Most schools in Oxfordshire and the rest of the country either ban mobile phones altogether or view them as a nuisance that has no place during lesson time.
However, the tide could be turning as an increasing number of teachers come round to the idea that mobile devices, including phones, have a vital role to play in the modern-day classroom.
Supporters point to the fact that laptops and notebook computers are already in use in schools and claim there is little difference between them and the new generation of smartphones.
Smartphones are simply mobile phones that offer advanced capabilities, often with PC-style features such as e-mail, internet, camera and e-book access.
In other words, they are miniature computers that also include a mobile phone facility.
Typical educational uses include searching and downloading from the internet, recording sound and taking digital photographs.
Mick Brookes, who is general secretary of one of the biggest teaching unions, the National Association of Head Teachers, went on record in October last year as saying schools should embrace the opportunities that mobile phones can offer.
Critics say it is too difficult to monitor their use and allowing them to be used for learning would make it too easy for students to text each other in class undetected, or even that it might promote cyber bullying.
One school actively encouraging the use of mobile phones as part of the curriculum, albeit with supervision from teachers, is Notre Dame High School in Sheffield.
The 1,400-pupil state school regards mobile phones and MP3 players as miniature computers that represent a free and largely untapped resource for learning.

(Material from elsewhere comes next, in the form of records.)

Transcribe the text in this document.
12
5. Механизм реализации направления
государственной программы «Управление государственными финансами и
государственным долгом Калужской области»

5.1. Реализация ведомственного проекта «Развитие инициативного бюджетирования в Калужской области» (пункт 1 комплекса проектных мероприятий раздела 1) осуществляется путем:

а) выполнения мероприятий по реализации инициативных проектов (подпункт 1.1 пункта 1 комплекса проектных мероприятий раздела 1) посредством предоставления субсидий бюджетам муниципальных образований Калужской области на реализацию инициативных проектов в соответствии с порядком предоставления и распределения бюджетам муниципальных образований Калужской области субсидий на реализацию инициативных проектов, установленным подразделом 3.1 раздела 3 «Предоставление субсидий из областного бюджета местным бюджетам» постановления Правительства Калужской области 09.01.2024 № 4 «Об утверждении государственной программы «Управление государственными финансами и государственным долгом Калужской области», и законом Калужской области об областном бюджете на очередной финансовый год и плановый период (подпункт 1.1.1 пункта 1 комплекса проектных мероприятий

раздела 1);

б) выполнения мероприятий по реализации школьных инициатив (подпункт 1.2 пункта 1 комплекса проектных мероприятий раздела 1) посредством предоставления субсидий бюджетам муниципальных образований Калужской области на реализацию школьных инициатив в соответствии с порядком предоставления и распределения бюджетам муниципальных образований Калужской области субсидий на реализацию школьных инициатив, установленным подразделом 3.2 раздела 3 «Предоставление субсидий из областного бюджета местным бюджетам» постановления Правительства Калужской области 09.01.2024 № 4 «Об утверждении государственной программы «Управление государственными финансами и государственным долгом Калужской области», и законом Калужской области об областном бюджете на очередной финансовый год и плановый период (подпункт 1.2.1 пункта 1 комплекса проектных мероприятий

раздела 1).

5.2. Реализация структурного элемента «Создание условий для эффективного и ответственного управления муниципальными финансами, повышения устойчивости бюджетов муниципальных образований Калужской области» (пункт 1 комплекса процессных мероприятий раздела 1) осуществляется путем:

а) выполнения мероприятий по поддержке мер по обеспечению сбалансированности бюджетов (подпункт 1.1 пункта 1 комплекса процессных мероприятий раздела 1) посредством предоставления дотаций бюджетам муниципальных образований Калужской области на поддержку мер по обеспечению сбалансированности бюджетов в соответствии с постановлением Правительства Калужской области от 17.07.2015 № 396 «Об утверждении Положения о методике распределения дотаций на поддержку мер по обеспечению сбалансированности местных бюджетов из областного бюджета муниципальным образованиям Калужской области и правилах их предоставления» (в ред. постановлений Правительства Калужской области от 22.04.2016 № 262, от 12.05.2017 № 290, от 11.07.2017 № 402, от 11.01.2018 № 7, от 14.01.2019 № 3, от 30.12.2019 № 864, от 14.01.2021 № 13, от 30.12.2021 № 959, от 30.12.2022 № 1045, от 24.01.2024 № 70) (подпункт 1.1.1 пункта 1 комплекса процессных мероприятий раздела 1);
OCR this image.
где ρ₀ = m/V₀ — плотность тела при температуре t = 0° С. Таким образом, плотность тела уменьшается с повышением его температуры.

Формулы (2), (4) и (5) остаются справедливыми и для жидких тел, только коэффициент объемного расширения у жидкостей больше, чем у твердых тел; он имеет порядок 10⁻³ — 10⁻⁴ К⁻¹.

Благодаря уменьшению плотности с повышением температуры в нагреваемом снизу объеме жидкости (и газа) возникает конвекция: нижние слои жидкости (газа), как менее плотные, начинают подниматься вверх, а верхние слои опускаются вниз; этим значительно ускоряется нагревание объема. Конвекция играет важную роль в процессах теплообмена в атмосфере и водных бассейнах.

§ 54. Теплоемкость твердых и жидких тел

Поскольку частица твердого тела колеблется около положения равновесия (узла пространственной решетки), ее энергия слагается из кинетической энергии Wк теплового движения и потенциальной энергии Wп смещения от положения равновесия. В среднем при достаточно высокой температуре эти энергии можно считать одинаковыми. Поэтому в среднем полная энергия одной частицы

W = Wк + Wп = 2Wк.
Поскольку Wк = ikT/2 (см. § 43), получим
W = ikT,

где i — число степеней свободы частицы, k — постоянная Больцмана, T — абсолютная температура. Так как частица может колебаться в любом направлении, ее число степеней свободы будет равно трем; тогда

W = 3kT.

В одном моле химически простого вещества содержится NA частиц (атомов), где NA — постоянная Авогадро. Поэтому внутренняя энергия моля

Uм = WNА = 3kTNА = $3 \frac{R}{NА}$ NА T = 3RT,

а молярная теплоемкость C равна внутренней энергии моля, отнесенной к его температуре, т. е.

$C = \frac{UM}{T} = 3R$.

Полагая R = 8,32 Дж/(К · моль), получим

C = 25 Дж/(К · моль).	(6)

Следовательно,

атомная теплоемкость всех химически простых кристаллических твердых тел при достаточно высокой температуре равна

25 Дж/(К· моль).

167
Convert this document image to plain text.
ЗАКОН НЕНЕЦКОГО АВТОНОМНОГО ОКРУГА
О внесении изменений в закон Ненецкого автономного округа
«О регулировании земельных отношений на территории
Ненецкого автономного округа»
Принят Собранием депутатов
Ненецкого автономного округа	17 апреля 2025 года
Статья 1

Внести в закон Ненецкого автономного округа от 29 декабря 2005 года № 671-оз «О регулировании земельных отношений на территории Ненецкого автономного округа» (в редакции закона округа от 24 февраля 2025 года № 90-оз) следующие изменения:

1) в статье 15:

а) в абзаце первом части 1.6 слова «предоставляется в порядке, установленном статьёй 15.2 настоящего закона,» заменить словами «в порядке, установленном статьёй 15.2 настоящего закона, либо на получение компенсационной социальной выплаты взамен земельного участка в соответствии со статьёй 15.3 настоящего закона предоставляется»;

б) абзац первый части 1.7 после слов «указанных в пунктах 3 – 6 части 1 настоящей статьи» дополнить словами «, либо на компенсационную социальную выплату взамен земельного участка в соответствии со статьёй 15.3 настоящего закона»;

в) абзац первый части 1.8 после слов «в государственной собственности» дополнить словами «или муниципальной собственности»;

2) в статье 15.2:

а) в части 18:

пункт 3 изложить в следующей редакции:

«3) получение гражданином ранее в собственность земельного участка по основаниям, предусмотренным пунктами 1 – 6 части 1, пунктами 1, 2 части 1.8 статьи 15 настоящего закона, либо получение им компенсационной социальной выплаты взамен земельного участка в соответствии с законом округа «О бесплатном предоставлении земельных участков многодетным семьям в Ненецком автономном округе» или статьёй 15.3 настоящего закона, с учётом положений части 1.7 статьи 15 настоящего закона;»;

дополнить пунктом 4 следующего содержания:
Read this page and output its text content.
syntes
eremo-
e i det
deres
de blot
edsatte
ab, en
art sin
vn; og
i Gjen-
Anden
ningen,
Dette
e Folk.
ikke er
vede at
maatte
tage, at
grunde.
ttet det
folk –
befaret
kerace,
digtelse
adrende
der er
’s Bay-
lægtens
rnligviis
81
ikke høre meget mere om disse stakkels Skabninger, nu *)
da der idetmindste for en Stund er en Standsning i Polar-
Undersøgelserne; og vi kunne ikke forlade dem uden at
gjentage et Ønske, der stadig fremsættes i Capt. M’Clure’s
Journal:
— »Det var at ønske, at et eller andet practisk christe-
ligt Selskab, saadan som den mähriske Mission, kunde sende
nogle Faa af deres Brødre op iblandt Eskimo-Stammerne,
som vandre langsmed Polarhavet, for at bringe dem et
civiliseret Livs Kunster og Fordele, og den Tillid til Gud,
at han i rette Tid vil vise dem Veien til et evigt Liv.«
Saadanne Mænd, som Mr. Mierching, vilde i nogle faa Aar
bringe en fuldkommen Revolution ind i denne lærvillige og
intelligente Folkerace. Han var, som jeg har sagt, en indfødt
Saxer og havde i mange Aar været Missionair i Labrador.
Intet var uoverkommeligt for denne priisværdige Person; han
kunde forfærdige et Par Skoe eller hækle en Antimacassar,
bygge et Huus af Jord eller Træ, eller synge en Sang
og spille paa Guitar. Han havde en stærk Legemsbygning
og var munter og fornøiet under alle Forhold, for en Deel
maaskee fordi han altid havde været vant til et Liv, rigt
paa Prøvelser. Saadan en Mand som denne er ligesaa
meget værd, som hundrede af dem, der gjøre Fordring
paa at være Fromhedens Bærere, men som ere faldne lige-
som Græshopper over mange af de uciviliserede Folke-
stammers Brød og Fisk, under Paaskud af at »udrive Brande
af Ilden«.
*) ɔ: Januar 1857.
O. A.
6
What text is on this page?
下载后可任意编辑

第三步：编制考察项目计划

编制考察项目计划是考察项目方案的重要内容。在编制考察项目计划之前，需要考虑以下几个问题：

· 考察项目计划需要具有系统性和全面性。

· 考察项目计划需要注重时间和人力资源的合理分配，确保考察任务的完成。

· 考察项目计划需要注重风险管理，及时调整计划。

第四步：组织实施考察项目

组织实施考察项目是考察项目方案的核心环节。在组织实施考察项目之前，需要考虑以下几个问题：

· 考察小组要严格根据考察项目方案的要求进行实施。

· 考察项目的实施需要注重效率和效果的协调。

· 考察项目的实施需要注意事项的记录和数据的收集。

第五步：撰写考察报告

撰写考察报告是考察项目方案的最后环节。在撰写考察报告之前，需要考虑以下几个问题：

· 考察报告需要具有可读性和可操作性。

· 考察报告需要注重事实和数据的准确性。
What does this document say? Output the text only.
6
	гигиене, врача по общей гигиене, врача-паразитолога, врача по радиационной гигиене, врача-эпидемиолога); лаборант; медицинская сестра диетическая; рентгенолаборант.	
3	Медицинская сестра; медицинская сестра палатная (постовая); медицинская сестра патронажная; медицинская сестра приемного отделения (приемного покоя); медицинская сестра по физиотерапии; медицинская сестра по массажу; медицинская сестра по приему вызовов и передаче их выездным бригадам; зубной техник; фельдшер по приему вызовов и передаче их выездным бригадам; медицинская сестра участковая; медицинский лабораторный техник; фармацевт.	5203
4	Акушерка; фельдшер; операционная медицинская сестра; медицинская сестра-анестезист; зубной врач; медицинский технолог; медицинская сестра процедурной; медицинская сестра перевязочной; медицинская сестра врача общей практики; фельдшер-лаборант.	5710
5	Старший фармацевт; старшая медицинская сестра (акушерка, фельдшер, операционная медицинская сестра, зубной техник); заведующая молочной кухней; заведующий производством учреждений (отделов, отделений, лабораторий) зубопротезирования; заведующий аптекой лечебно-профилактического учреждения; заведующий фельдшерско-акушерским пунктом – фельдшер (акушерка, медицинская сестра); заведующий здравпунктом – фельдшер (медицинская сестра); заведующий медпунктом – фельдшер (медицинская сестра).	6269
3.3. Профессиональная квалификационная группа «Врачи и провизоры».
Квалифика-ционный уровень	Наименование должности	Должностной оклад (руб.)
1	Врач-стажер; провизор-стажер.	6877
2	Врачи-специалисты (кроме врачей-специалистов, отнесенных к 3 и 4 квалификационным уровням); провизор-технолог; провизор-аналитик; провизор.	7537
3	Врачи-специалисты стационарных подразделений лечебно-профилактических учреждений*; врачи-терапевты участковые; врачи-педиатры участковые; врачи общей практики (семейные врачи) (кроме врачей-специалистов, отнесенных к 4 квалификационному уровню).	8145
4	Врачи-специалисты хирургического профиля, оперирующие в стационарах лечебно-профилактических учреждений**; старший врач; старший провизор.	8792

Notre Dame says since many of their students already have their own smartphones, there is little or no cost involved.
Mobile phones are being used to take photographs during experiments or geography fieldwork that can later be pasted into the written report, and also to record speech during English or drama lessons.
The school’s wireless network has been reconfigured so that students can log-on to the network in a secure, monitored environment.
Recently, students used mobile phones loaded with ecological software to help record data they gathered while on a field trip.
In a similar move, 30 students at Gumley House Convent School in West London have been loaned iPhones topped-up with £15 credit to use as part of everyday lessons.
The idea is that students can download educational software and applications, including the periodic table, Shakespeare, GCSE history, algebra and maths onto the phones. And Saltash Community School in Plymouth has been experimenting with portable devices such as netbooks and now smartphones for some time.
Students are encouraged to use their phones to log data while working out in the field, for collaborative work in class projects and to access the Internet from anywhere within the school campus.
Saltash believes that by allowing those who have brought smartphones to use them, it frees up the school’s ICT resources for other students.
So could this radical new approach to learning catch on in Oxfordshire secondary schools?
Simon Duffy, head teacher at Chipping Norton School, said he would definitely not rule it out.
“Thanks to mobile phones, many of our students now have the ability to communicate by e-mail and text, to store and send images, to take film, to listen to music and podcasts to access the internet.
“All of those are things we recognise as being positive skills. What we need to do is find a way of embracing it and harnessing it appropriately and that is the challenge.
“It is about educating students and parents and just as importantly, staff keeping up to date with the technology. So it will come.
He added: “I follow with interest what is happening in Sheffield, and I am sure that it won’t be terribly long before similar schemes are in place in this neck of the woods.”